What Can I Do To Entitle My Child To Benefits On My Record?

Category: 
Nov 1 2017 - 11:35pm

I have SSI and I have 4 children and one on the way.....The other children except the oldest who is 21 now gets money every moth from my SSI. Now my fourth son who is a 1 and half they have repeadly denied him these benifits due to the fact theat the mother and I are not married, but i have a legal affidavit I signed form the hospital stating and agreeing I am the biological father. Whenn you sign this affidavitt you are responsible for Medical, child support and etc...But they keep telling my gf and I that we have to get a dna test. We have checked every where and without a court order they will not do one, but under my signature on the affidavit if we were to split i am liable for all their bills is there anything i can do to get back pay for a year and half they keep denying and get approved for this I am just frustrated. I have been on SSI for 7 years now.

Hi,

SSI is the acronym used for Supplemental Security Income, which is a needs based benefit administered by Social Security. SSI does not pay auxiliary benefits to family members, so I assume you mean that you are receiving Social Security disability or retirement benefits.

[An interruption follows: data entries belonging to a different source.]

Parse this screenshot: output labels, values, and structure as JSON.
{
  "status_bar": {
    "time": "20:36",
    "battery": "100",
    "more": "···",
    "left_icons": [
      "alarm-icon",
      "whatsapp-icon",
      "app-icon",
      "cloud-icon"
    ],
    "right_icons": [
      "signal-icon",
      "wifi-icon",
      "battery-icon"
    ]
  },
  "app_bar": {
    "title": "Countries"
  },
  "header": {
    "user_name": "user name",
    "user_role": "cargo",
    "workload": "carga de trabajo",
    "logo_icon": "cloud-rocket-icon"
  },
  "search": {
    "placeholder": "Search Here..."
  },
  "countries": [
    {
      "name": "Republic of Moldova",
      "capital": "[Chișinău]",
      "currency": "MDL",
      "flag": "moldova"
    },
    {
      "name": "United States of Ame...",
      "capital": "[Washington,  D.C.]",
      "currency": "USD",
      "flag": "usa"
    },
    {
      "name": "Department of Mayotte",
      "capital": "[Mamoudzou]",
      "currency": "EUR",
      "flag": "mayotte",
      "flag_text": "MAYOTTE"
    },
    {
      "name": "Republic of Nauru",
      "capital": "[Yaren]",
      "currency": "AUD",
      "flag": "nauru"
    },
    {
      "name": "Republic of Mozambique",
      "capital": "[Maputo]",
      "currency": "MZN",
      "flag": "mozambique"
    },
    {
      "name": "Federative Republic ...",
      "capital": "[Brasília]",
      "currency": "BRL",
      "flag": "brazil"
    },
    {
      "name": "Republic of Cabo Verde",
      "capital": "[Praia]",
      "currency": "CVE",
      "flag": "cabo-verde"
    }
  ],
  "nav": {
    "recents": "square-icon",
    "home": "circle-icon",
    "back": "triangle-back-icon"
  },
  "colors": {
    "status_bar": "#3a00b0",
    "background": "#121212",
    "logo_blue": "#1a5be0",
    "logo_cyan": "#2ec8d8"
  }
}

In order for a child to qualify for auxiliary benefits on a parent's record, Social Security must establish that the child meets the necessary relationship and dependency requirements as written in the Social Security regulations (https://www.ssa.gov/OP_Home%2Fhandbook/handbook.03/handbook-0324.html). Normally in the case of a child born out of wedlock, the father's written acknowledgment that the child is his biological child is sufficient evidence to establish both the relationship and dependency requirements.

So, I don't know what is causing your child's claim to be disallowed unless maybe the mother of the child is married and therefore the child is presumed to be the legitimate child of her spouse. In any case, if your child's claim has been disallowed your only likely recourse would be to either appeal the decision or file a new claim.